The initializer Base(d) passes a D object to a base-class constructor. Although in principle, Base could have a constructor that has a parameter of type D, in practice, that is very unlikely. Instead, Base(d) will (ordinarily) match the Base copy constructor. The D object, d, will be bound to the Base& parameter in that constructor. The Base copy constructor will copy the base part of d into the object that is being created. Had the initializer for the base class been omitted,

// probably incorrect definition of the D copy constructor
// base-class part is default initialized, not copied
D(const D& d) /* member initializers, but no base-class initializer    */
    { /* ...   */ }

the Base default constructor would be used to initialize the base part of a D object. Assuming D’s constructor copies the derived members from d, this newly constructed object would be oddly configured: Its Base members would hold default values, while its D members would be copies of the data from another object.

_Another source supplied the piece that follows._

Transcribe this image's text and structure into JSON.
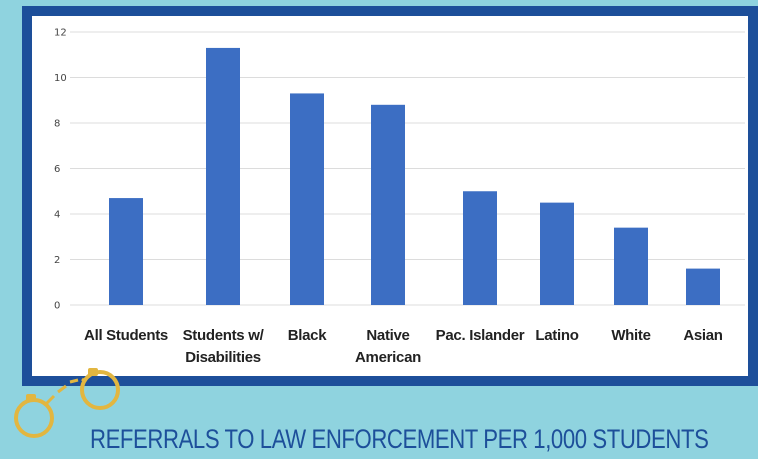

Derived-Class Assignment Operator

Like the copy and move constructors, a derived-class assignment operator (§13.1.2, p. 500, and §13.6.2, p. 536), must assign its base part explicitly:

// Base::operator=(const Base&) is not invoked automatically
D &D::operator=(const D &rhs)
{
    Base::operator=(rhs); // assigns the base part
    // assign the members in the derived class, as usual,
    // handling self-assignment and freeing existing resources as appropriate
    return *this;
}

This operator starts by explicitly calling the base-class assignment operator to assign the members of the base part of the derived object. The base-class operator will (presumably) correctly handle self-assignment and, if appropriate, will free the old value in the base part of the left-hand operand and assign the new values from rhs. Once that operator finishes, we continue doing whatever is needed to assign the members in the derived class.

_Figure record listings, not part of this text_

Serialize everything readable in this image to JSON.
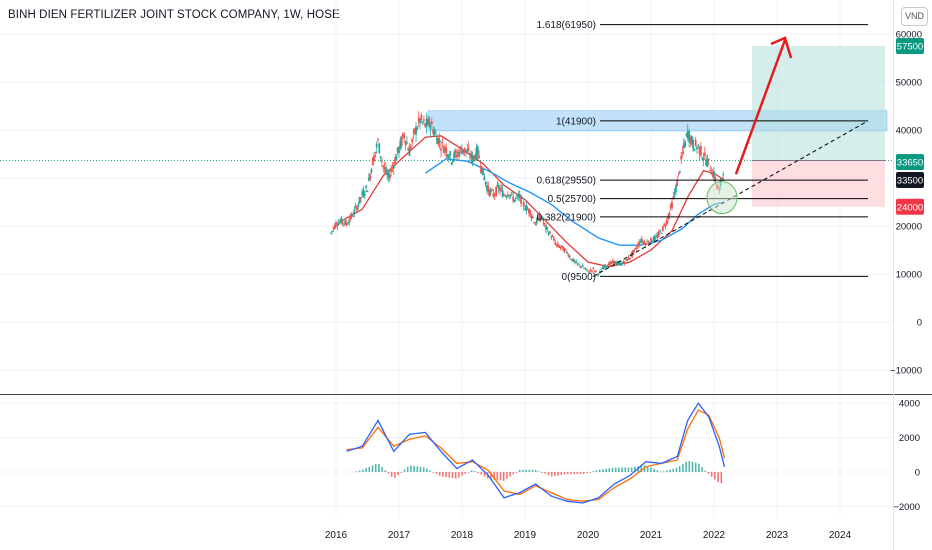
{
  "header": {
    "title": "BINH DIEN FERTILIZER JOINT STOCK COMPANY, 1W, HOSE",
    "currency": "VND"
  },
  "colors": {
    "price_bar_up": "#26a69a",
    "price_bar_down": "#ef5350",
    "ema_fast": "#e53935",
    "ema_slow": "#2196f3",
    "macd_line": "#2962ff",
    "signal_line": "#ff6d00",
    "fib_line": "#000000",
    "fib_zone": "#90caf9",
    "target_zone": "#b2dfdb",
    "stop_zone": "#ffcdd2",
    "arrow": "#e41c1c",
    "trendline": "#000000"
  },
  "chart_data": [
    {
      "type": "candlestick",
      "x_axis": {
        "ticks": [
          "2016",
          "2017",
          "2018",
          "2019",
          "2020",
          "2021",
          "2022",
          "2023",
          "2024"
        ]
      },
      "y_axis": {
        "ticks": [
          60000,
          50000,
          40000,
          30000,
          20000,
          10000,
          0,
          -10000
        ],
        "ylim": [
          -12000,
          65000
        ]
      },
      "series": [
        {
          "kind": "price",
          "points": [
            [
              "2015-12",
              18500
            ],
            [
              "2016-01",
              20500
            ],
            [
              "2016-02",
              21000
            ],
            [
              "2016-03",
              20500
            ],
            [
              "2016-04",
              22000
            ],
            [
              "2016-05",
              24000
            ],
            [
              "2016-06",
              26500
            ],
            [
              "2016-07",
              28000
            ],
            [
              "2016-08",
              33500
            ],
            [
              "2016-09",
              37500
            ],
            [
              "2016-10",
              32500
            ],
            [
              "2016-11",
              30000
            ],
            [
              "2016-12",
              33000
            ],
            [
              "2017-01",
              36000
            ],
            [
              "2017-02",
              39000
            ],
            [
              "2017-03",
              35500
            ],
            [
              "2017-04",
              39500
            ],
            [
              "2017-05",
              42000
            ],
            [
              "2017-06",
              41000
            ],
            [
              "2017-07",
              41500
            ],
            [
              "2017-08",
              39000
            ],
            [
              "2017-09",
              37000
            ],
            [
              "2017-10",
              36000
            ],
            [
              "2017-11",
              34000
            ],
            [
              "2017-12",
              35000
            ],
            [
              "2018-01",
              36000
            ],
            [
              "2018-02",
              35500
            ],
            [
              "2018-03",
              34000
            ],
            [
              "2018-04",
              35500
            ],
            [
              "2018-05",
              31000
            ],
            [
              "2018-06",
              27500
            ],
            [
              "2018-07",
              26500
            ],
            [
              "2018-08",
              28000
            ],
            [
              "2018-09",
              26500
            ],
            [
              "2018-10",
              27000
            ],
            [
              "2018-11",
              25500
            ],
            [
              "2018-12",
              26000
            ],
            [
              "2019-01",
              24000
            ],
            [
              "2019-02",
              23000
            ],
            [
              "2019-03",
              20500
            ],
            [
              "2019-04",
              22000
            ],
            [
              "2019-05",
              19500
            ],
            [
              "2019-06",
              18000
            ],
            [
              "2019-07",
              16000
            ],
            [
              "2019-08",
              15500
            ],
            [
              "2019-09",
              14500
            ],
            [
              "2019-10",
              13000
            ],
            [
              "2019-11",
              12000
            ],
            [
              "2019-12",
              11500
            ],
            [
              "2020-01",
              10500
            ],
            [
              "2020-02",
              11000
            ],
            [
              "2020-03",
              9800
            ],
            [
              "2020-04",
              11500
            ],
            [
              "2020-05",
              12000
            ],
            [
              "2020-06",
              12500
            ],
            [
              "2020-07",
              12000
            ],
            [
              "2020-08",
              12500
            ],
            [
              "2020-09",
              13500
            ],
            [
              "2020-10",
              15000
            ],
            [
              "2020-11",
              17000
            ],
            [
              "2020-12",
              16500
            ],
            [
              "2021-01",
              17000
            ],
            [
              "2021-02",
              17500
            ],
            [
              "2021-03",
              19000
            ],
            [
              "2021-04",
              21000
            ],
            [
              "2021-05",
              24500
            ],
            [
              "2021-06",
              29000
            ],
            [
              "2021-07",
              35000
            ],
            [
              "2021-08",
              39500
            ],
            [
              "2021-09",
              37000
            ],
            [
              "2021-10",
              36500
            ],
            [
              "2021-11",
              34500
            ],
            [
              "2021-12",
              33000
            ],
            [
              "2022-01",
              30500
            ],
            [
              "2022-02",
              27000
            ],
            [
              "2022-03",
              33500
            ]
          ]
        },
        {
          "kind": "ema_fast",
          "points": [
            [
              "2016-02",
              21000
            ],
            [
              "2016-06",
              23500
            ],
            [
              "2016-10",
              30500
            ],
            [
              "2017-02",
              34500
            ],
            [
              "2017-06",
              38500
            ],
            [
              "2017-09",
              38800
            ],
            [
              "2018-01",
              36000
            ],
            [
              "2018-05",
              33000
            ],
            [
              "2018-09",
              28500
            ],
            [
              "2019-01",
              25500
            ],
            [
              "2019-05",
              21000
            ],
            [
              "2019-09",
              16500
            ],
            [
              "2020-01",
              12500
            ],
            [
              "2020-05",
              11500
            ],
            [
              "2020-09",
              12500
            ],
            [
              "2021-01",
              15000
            ],
            [
              "2021-05",
              19000
            ],
            [
              "2021-08",
              26000
            ],
            [
              "2021-11",
              31500
            ],
            [
              "2022-01",
              31000
            ],
            [
              "2022-03",
              29500
            ]
          ]
        },
        {
          "kind": "ema_slow",
          "points": [
            [
              "2017-06",
              31000
            ],
            [
              "2017-10",
              34000
            ],
            [
              "2018-02",
              33500
            ],
            [
              "2018-06",
              31500
            ],
            [
              "2018-10",
              29000
            ],
            [
              "2019-02",
              27000
            ],
            [
              "2019-06",
              24500
            ],
            [
              "2019-10",
              21000
            ],
            [
              "2020-03",
              17500
            ],
            [
              "2020-07",
              16000
            ],
            [
              "2020-11",
              16000
            ],
            [
              "2021-03",
              17000
            ],
            [
              "2021-07",
              19500
            ],
            [
              "2021-10",
              22500
            ],
            [
              "2022-01",
              24500
            ],
            [
              "2022-03",
              25000
            ]
          ]
        }
      ],
      "fibonacci": [
        {
          "label": "1.618(61950)",
          "value": 61950
        },
        {
          "label": "1(41900)",
          "value": 41900
        },
        {
          "label": "0.618(29550)",
          "value": 29550
        },
        {
          "label": "0.5(25700)",
          "value": 25700
        },
        {
          "label": "0.382(21900)",
          "value": 21900
        },
        {
          "label": "0(9500)",
          "value": 9500
        }
      ],
      "price_labels": [
        {
          "text": "57500",
          "value": 57500,
          "color": "#089981"
        },
        {
          "text": "33650",
          "value": 33650,
          "color": "#089981"
        },
        {
          "text": "33500",
          "value": 33500,
          "color": "#131722"
        },
        {
          "text": "24000",
          "value": 24000,
          "color": "#f23645"
        }
      ],
      "position": {
        "entry": 33650,
        "target": 57500,
        "stop": 24000,
        "start": "2022-06",
        "end": "2024-12"
      },
      "resistance_zone": {
        "from": 39800,
        "to": 44000
      },
      "trendline": {
        "from": [
          "2020-02",
          9500
        ],
        "to": [
          "2024-06",
          41900
        ]
      },
      "arrow": {
        "from": [
          "2022-04",
          30800
        ],
        "to": [
          "2023-01",
          61950
        ]
      }
    },
    {
      "type": "macd",
      "y_axis": {
        "ticks": [
          4000,
          2000,
          0,
          -2000
        ],
        "ylim": [
          -2600,
          4500
        ]
      },
      "series": [
        {
          "kind": "macd",
          "points": [
            [
              "2016-03",
              1200
            ],
            [
              "2016-06",
              1500
            ],
            [
              "2016-09",
              3000
            ],
            [
              "2016-12",
              1200
            ],
            [
              "2017-03",
              2200
            ],
            [
              "2017-06",
              2300
            ],
            [
              "2017-09",
              1200
            ],
            [
              "2017-12",
              200
            ],
            [
              "2018-03",
              700
            ],
            [
              "2018-06",
              -200
            ],
            [
              "2018-09",
              -1500
            ],
            [
              "2018-12",
              -1200
            ],
            [
              "2019-03",
              -700
            ],
            [
              "2019-06",
              -1400
            ],
            [
              "2019-09",
              -1700
            ],
            [
              "2019-12",
              -1800
            ],
            [
              "2020-03",
              -1500
            ],
            [
              "2020-06",
              -700
            ],
            [
              "2020-09",
              -200
            ],
            [
              "2020-12",
              600
            ],
            [
              "2021-03",
              500
            ],
            [
              "2021-06",
              900
            ],
            [
              "2021-08",
              3000
            ],
            [
              "2021-10",
              4000
            ],
            [
              "2021-12",
              3200
            ],
            [
              "2022-02",
              1500
            ],
            [
              "2022-03",
              300
            ]
          ]
        },
        {
          "kind": "signal",
          "points": [
            [
              "2016-03",
              1300
            ],
            [
              "2016-06",
              1400
            ],
            [
              "2016-09",
              2600
            ],
            [
              "2016-12",
              1500
            ],
            [
              "2017-03",
              1900
            ],
            [
              "2017-06",
              2100
            ],
            [
              "2017-09",
              1400
            ],
            [
              "2017-12",
              500
            ],
            [
              "2018-03",
              600
            ],
            [
              "2018-06",
              100
            ],
            [
              "2018-09",
              -1100
            ],
            [
              "2018-12",
              -1300
            ],
            [
              "2019-03",
              -800
            ],
            [
              "2019-06",
              -1200
            ],
            [
              "2019-09",
              -1600
            ],
            [
              "2019-12",
              -1700
            ],
            [
              "2020-03",
              -1600
            ],
            [
              "2020-06",
              -900
            ],
            [
              "2020-09",
              -400
            ],
            [
              "2020-12",
              300
            ],
            [
              "2021-03",
              500
            ],
            [
              "2021-06",
              700
            ],
            [
              "2021-08",
              2500
            ],
            [
              "2021-10",
              3600
            ],
            [
              "2021-12",
              3300
            ],
            [
              "2022-02",
              2000
            ],
            [
              "2022-03",
              800
            ]
          ]
        }
      ]
    }
  ]
}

It is worth noting that a derived constructor or assignment operator can use its corresponding base class operation regardless of whether the base defined its own version of that operator or uses the synthesized version. For example, the call to Base::operator= executes the copy-assignment operator in class Base. It is immaterial whether that operator is defined explicitly by the Base class or is synthesized by the compiler.

Derived-Class Destructor

Recall that the data members of an object are implicitly destroyed after the destructor body completes (§13.1.3, p. 502). Similarly, the base-class parts of an object are also implicitly destroyed. As a result, unlike the constructors and assignment operators, a derived destructor is responsible only for destroying the resources allocated by the derived class:

class D: public Base {
public:
    // Base::~Base invoked automatically
    ~D() { /* do what it takes to clean up derived members   */ }
};

Objects are destroyed in the opposite order from which they are constructed: The derived destructor is run first, and then the base-class destructors are invoked, back up through the inheritance hierarchy.

Calls to Virtuals in Constructors and Destructors

As we’ve seen, the base-class part of a derived object is constructed first. While the base-class constructor is executing, the derived part of the object is uninitialized. Similarly, derived objects are destroyed in reverse order, so that when a base class destructor runs, the derived part has already been destroyed. As a result, while these base-class members are executing, the object is incomplete.

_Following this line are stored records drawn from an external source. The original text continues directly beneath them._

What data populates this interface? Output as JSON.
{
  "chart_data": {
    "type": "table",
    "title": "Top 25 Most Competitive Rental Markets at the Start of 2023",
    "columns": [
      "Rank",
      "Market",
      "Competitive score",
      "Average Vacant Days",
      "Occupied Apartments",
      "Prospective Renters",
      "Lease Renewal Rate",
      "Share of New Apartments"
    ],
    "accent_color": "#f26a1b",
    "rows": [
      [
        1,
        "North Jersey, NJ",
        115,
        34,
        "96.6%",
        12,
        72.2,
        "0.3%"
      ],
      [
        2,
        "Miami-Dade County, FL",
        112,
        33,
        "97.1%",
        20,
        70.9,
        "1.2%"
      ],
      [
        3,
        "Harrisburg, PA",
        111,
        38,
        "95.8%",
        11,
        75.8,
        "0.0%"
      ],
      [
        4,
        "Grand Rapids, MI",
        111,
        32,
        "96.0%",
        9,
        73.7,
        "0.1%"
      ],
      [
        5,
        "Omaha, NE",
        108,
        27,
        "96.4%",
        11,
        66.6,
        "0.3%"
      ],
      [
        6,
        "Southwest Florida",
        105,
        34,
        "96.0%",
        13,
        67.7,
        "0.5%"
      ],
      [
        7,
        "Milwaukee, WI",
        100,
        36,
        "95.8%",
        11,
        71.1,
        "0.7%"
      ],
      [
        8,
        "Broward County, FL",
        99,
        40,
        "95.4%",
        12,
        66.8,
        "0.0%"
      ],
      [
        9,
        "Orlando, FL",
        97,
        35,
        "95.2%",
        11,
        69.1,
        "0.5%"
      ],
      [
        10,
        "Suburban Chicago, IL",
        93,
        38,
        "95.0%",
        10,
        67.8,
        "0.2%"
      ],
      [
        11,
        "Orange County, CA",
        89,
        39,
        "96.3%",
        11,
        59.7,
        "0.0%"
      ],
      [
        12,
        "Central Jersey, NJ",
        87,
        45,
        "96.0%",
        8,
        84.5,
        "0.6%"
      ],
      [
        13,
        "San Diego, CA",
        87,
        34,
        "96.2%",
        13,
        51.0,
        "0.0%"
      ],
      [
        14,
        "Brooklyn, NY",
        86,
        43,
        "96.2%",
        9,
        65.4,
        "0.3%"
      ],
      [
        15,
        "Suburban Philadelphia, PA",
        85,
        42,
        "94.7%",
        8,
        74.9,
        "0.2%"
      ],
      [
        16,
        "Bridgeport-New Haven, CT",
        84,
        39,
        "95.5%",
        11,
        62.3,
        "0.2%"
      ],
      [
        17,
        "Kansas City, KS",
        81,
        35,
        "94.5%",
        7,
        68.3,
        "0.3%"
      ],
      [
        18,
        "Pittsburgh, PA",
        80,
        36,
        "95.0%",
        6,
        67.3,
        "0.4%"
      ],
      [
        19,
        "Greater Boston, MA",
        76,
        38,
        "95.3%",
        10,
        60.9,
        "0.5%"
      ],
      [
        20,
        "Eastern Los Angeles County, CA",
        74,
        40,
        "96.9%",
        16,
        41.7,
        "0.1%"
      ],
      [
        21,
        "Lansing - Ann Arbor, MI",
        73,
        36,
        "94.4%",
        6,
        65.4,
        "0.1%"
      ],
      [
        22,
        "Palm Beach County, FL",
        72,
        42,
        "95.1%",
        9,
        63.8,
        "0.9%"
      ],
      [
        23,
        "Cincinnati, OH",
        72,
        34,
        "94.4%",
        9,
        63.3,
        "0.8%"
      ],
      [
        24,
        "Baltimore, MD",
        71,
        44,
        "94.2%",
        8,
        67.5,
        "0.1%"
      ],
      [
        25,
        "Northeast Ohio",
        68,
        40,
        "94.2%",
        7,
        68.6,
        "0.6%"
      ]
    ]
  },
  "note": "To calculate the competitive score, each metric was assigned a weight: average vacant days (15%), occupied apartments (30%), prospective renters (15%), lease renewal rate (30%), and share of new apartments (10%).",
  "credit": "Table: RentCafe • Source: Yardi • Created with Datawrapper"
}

To accommodate this incompleteness, the compiler treats the object as if its type changes during construction or destruction. That is, while an object is being constructed it is treated as if it has the same class as the constructor; calls to virtual functions will be bound as if the object has the same type as the constructor itself. Similarly, for destructors. This binding applies to virtuals called directly or that are called indirectly from a function that the constructor (or destructor) calls.

To understand this behavior, consider what would happen if the derived-class version of a virtual was called from a base-class constructor. This virtual probably accesses members of the derived object. After all, if the virtual didn’t need to use members of the derived object, the derived class probably could use the version in its base class. However, those members are uninitialized while a base constructor is running. If such access were allowed, the program would probably crash.